0

The following snakemake rule fails when I execute it with snakemake -r -p --jobs 40 --cluster "qsub"

rule raven_assembly:
    """
    Assemble reads with Raven v1.5.0
    """
    input:
        "results/01_pooled_reads/eb_flongle_reads_pooled.fastq.gz"
    output:
        assembly="results/eb_raven_assembly.fasta",
    shell:
        """
        zcat {input} | head -n 2 > {output.assembly} 1> out.txt 2> errors.txt
        """

As you can probably tell the original rule was calling the software raven, but I've been simplifying the rule to investigate the source of the job failure.

The corresponding error message:

Error in rule raven_assembly:
    jobid: 1
    output: results/eb_raven_assembly.fasta
    shell:

        zcat results/01_pooled_reads/eb_flongle_reads_pooled.fastq.gz | head -n 2 > results/eb_raven_assembly.fasta &> errors.txt

        (one of the commands exited with non-zero exit code; note that snakemake uses bash strict mode!)
    cluster_jobid: Your job 183238 ("snakejob.raven_assembly.1.sh") has been submitted

Error executing rule raven_assembly on cluster (jobid: 1, external: Your job 183238 ("snakejob.raven_assembly.1.sh") has been submitted, jobscript: /misc/scratch3/jmartijn/snakemake-test/.snakemake/tmp.95wb9rak/snakejob.raven_assembly.1.sh). For error details see the cluster log and the log files of the involved rule(s).

The out.txt file actually returns the expected zcat output, while the errors.txt is an empty file.
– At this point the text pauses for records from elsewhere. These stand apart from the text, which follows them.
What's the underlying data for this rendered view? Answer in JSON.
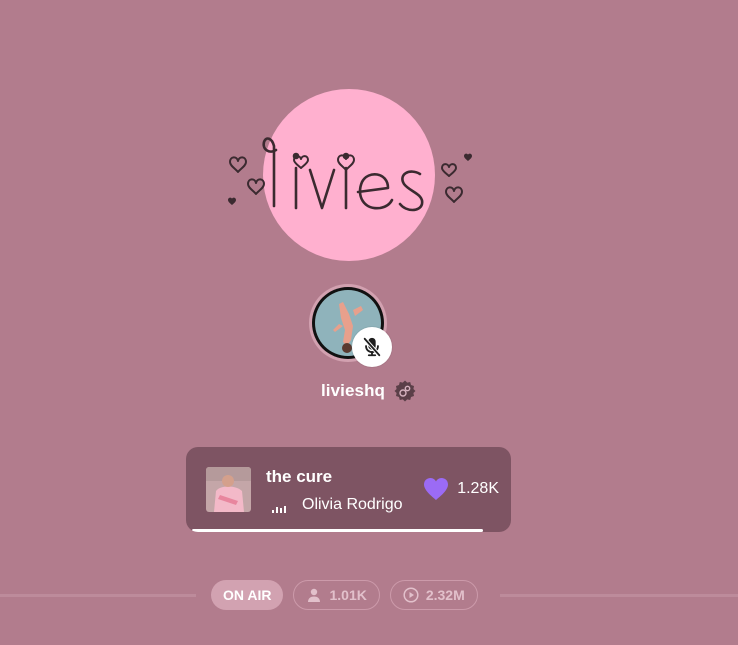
{
  "profile": {
    "logo_text": "livies",
    "username": "livieshq",
    "avatar_alt": "profile photo",
    "mic_status": "muted"
  },
  "now_playing": {
    "title": "the cure",
    "artist": "Olivia Rodrigo",
    "likes": "1.28K",
    "progress": 0.93
  },
  "stats": {
    "on_air_label": "ON AIR",
    "listeners": "1.01K",
    "plays": "2.32M"
  },
  "colors": {
    "background": "#b27c8d",
    "logo_circle": "#ffb0cf",
    "card": "#7e5463",
    "heart": "#9b6bf5",
    "on_air_pill": "#d2a2b1"
  },
  "icons": {
    "mute": "microphone-off-icon",
    "badge": "verified-badge-icon",
    "equalizer": "equalizer-icon",
    "heart": "heart-icon",
    "listeners": "person-icon",
    "plays": "play-circle-icon"
  }
}
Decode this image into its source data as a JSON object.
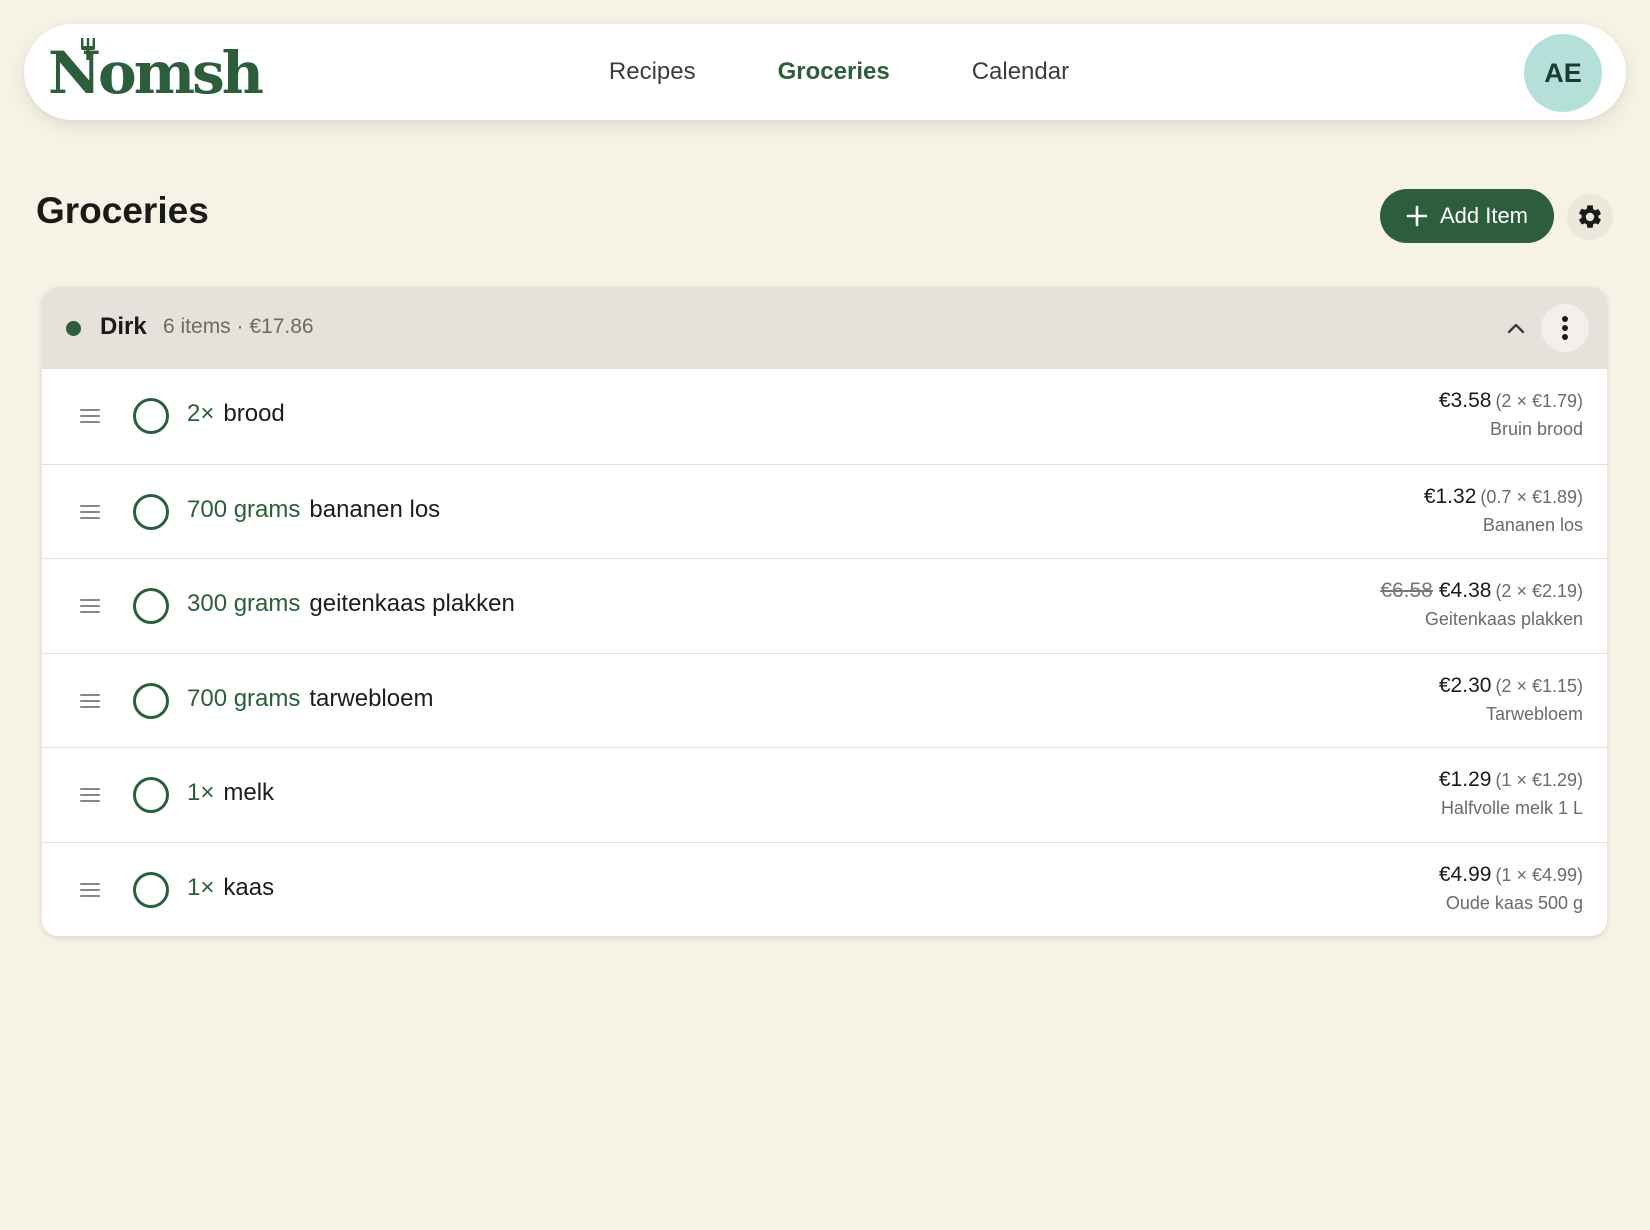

If I run the zcat command manually, it works fine and returns an 0 exit status.

The jobscript disappears as soon as the snakemake workflow closes, but if I check it while it is still attempting to run it looks like this

#!/bin/sh
# properties = {"type": "single", "rule": "raven_assembly", "local": false, "input": ["results/01_pooled_reads/eb_flongle_reads_pooled.fastq.gz"], "output": ["results/eb_raven_assembly.fasta"], "wildcards": {}, "params": {}, "log": [], "threads": 1, "resources": {"mem_mb": 10903, "disk_mb": 10903, "tmpdir": "/tmp"}, "jobid": 1, "cluster": {}}
cd '/misc/scratch3/jmartijn/snakemake-test' && /scratch2/software/anaconda/envs/proj-ergo/bin/python3.7 -m snakemake --snakefile '/misc/scratch3/jmartijn/snakemake-test/Snakefile' 'results/eb_raven_assembly.fasta' --allowed-rules 'raven_assembly' --cores 'all' --attempt 1 --force-use-threads  --wait-for-files '/misc/scratch3/jmartijn/snakemake-test/.snakemake/tmp.ka4jh42u' 'results/01_pooled_reads/eb_flongle_reads_pooled.fastq.gz' --force --keep-target-files --keep-remote --max-inventory-time 0 --nocolor --notemp --no-hooks --nolock --ignore-incomplete --skip-script-cleanup  --conda-frontend 'mamba' --wrapper-prefix 'https://github.com/snakemake/snakemake-wrappers/raw/' --printshellcmds  --latency-wait 5 --scheduler 'ilp' --scheduler-solver-path '/scratch2/software/anaconda/envs/proj-ergo/bin' --default-resources 'mem_mb=max(2*input.size_mb, 1000)' 'disk_mb=max(2*input.size_mb, 1000)' 'tmpdir=system_tmpdir' --mode 2 && touch '/misc/scratch3/jmartijn/snakemake-test/.snakemake/tmp.ka4jh42u/1.jobfinished' || (touch '/misc/scratch3/jmartijn/snakemake-test/.snakemake/tmp.ka4jh42u/1.jobfailed'; exit 1)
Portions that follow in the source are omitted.